She wanted him to see her as a woman, not a pathetic newbie vampire who needed him as a security blanket. Unless he saw her as a woman, whole and healthy, neither of them would know if they were together because of natural attraction or because she was needy and he had a savior complex.
And women who wanted to attract a man didn’t wear old university sweatshirts to bed.
Opening the drawer of the utilitarian wooden chest, identical to the one in every community house on the block, Melissa fingered the sheer dark-blue fabric of a negligee, closing her eyes as she remembered the first time she’d worn it. She’d liked the black one better, or even the red one, but she’d bought this color because Mark loved the way she looked in it. She’d worn it no more than fifteen minutes before he had slid the straps off her shoulders and left it in a heap on the bedroom floor.
The memory was enough to give her an empty, aching feeling that only a man could fill. Or love.
Oh no, you’re not trotting down that corner of memory lane tonight. Melissa shoved the negligee back in the drawer and slammed it. In the adjacent drawer were T-shirts, and she picked out a paint-stained dark-green crewneck that had been stretched into shapeless comfort. The only memories associated with that shirt were the long hours of painting community house bedrooms. Just thinking about it made her shoulders ache.
She stuffed the sweatshirt into a small bag with a couple of days’ changes of clothes to keep in the daysleep spaces, and then walked down the hall to the nearest of the three bathrooms they all shared.
Pig-Pen—the dirty guy in the Peanuts cartoons who was perpetually surrounded by a cloud of dirt—had nothing on her. She stripped off her mud-spattered clothes and threw them away; washing wouldn’t get out the red-clay stains. Turning on the shower, she let the water pelt her fingers until it was as hot as she could stand it.
She stood under the spray with her face turned up, wishing the rivulets of hot water could wash away not just the iron-red mud but most of the last year.
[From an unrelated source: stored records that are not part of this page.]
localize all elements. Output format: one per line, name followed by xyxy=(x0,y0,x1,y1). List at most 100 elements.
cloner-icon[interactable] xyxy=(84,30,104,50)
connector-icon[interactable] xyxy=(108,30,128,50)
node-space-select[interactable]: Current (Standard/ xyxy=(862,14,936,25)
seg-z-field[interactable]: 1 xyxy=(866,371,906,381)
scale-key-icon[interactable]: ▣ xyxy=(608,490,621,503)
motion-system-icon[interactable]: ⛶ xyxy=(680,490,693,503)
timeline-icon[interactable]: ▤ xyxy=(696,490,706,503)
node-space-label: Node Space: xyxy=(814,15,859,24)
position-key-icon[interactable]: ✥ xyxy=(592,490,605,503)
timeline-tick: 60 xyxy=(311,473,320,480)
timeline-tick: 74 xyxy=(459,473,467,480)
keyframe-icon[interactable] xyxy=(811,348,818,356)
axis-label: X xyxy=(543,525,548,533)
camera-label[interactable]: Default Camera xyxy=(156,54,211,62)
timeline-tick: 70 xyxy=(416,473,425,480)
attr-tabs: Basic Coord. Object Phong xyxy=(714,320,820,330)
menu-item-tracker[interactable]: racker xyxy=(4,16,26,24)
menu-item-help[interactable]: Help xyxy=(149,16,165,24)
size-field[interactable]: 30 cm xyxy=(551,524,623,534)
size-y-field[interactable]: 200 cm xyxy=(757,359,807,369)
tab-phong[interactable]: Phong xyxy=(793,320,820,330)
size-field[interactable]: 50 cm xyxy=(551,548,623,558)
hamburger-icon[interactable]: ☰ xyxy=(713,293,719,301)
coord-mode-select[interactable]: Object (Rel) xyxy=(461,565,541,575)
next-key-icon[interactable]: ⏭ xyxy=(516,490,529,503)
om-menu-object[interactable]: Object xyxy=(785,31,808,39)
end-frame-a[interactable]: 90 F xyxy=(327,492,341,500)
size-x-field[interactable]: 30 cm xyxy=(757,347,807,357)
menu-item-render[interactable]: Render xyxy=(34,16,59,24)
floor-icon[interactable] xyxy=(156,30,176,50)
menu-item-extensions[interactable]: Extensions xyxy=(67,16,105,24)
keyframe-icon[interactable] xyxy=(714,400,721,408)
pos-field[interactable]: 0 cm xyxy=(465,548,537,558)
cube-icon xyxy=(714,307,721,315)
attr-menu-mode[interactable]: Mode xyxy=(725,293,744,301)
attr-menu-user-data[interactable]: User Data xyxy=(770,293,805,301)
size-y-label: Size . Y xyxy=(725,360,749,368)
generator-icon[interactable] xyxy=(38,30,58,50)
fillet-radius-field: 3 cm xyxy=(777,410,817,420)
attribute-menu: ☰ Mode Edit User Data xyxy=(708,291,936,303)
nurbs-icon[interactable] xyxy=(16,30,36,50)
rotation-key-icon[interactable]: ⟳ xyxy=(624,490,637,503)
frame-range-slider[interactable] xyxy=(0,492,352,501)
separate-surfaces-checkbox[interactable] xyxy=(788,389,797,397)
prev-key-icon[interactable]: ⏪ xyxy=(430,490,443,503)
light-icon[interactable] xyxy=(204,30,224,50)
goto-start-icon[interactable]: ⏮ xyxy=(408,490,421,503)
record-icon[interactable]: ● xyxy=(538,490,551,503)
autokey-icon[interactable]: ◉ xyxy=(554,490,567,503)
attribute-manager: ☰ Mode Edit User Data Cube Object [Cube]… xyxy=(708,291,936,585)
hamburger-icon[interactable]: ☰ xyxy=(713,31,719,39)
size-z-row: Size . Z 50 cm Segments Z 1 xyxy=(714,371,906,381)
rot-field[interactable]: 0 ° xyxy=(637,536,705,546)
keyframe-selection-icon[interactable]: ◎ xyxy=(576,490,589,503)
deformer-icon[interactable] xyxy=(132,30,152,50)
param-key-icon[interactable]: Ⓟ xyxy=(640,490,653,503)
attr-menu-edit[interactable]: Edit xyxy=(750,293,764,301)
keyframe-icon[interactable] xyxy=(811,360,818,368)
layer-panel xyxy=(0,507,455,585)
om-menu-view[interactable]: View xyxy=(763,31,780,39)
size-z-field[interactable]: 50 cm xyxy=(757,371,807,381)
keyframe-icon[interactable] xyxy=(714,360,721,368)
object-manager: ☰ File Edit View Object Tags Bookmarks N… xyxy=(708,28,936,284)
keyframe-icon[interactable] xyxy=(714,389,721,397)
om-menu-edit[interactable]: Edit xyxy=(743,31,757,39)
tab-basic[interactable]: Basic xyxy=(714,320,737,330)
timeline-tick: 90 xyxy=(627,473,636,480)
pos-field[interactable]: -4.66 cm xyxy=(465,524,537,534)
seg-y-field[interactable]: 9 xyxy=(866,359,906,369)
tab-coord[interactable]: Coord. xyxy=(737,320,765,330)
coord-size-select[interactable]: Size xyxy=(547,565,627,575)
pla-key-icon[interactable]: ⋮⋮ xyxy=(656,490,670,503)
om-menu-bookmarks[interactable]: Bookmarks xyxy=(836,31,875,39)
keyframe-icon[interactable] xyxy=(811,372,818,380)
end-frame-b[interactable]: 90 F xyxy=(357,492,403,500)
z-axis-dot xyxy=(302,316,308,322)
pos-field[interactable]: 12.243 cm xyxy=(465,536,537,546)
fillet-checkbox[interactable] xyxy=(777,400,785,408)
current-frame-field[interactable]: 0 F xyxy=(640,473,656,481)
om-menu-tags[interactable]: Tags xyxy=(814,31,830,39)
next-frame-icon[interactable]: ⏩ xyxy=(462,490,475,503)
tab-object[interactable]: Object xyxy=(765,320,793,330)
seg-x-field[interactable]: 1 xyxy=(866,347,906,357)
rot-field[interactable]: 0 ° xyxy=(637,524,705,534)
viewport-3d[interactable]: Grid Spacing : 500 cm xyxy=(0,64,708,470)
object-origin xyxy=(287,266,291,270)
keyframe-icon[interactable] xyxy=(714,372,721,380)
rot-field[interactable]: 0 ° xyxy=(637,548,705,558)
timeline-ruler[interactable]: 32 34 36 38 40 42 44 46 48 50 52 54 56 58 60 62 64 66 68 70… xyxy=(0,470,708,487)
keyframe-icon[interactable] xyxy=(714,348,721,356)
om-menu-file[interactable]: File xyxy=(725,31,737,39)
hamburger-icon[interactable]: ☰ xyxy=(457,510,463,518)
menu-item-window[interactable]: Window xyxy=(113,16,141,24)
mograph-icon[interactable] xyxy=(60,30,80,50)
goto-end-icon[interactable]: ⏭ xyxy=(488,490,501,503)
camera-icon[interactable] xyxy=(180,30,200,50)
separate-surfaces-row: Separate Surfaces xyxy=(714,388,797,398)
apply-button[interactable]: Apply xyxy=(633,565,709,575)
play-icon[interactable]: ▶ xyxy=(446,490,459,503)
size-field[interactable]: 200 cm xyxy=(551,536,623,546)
At least she started out thinking that. But without the last year, Melissa would never have met Krys or Glory—and Aidan and Mirren had found such happiness with them. She wouldn’t wish them the loss of that happiness; plus, she’d made the best friends of her life. She would never have met Cage if he hadn’t come to study Penton for Edward Simmons.
But Hannah would still have her fam-parents, whose deaths at Matthias’s hands had sent her into a tailspin none of them knew how to handle. Without the last year, Will would still be whole. Penton would still be a peaceful place to live. She wouldn’t be a vampire.
She’d still be with Mark.
By the time she climbed out of the shower, dried off, and dressed, she’d taken the circumspect view. No way to change the last year, so she might as well appreciate the good things that had happened and not dwell on the bad.
A low rumble of voices reached her as soon as she opened the bathroom door into the hallway. “Cage, is that you?”
“In the common room,” he called out.
She ran her fingers through her towel-dried hair, all the primping she had time for.
“Mirren said you need to—”
She’d glanced in the kitchen doorway in passing, and now backed up to look in again. A young woman stood in front of the open refrigerator, eating a chicken leg and staring at the shelves.
She wasn’t completely naked. A grimy garment that looked like a man’s shirt was tied around her waist, but her small firm breasts were standing at attention from the chill of the fridge.
“What, you’ve never seen a naked woman before, either? How does that work when you’re in the shower?” The woman reached in and pulled an apple from the crisper, and turned to Melissa, apple in one hand, drumstick held up like a club. “I’m Robin. You must be Melissa. Thanks for helping Niko, in case he didn’t think to say so.”
Robin edged past Melissa and sat on the nearest sofa next to a bare-chested Nik, whose shirt had apparently been donated. She held the apple out to Nik. “Here. Eat. Man can’t live by bourbon alone.”
Cage sat on the opposite sofa, facing them. He’d watched Robin cross the room and seemed to pull his gaze from her—or her perky little mammaries—way too slowly. “Hi, Mel.” Finally, he looked at her, blinked, and smiled. “A shower sounds like a grand idea.”
Well, wasn’t that just . . . impersonal. “Wish I’d known you were coming so soon, I’d have waited to shower with you.”
Cage’s eyes widened to mossy green orbs, and his focus shot over to Robin, chewing on her chicken leg and staring right back at him.
“You’re doing her?” Robin leaned back and gave Melissa a slow head-to-toe visual inspection.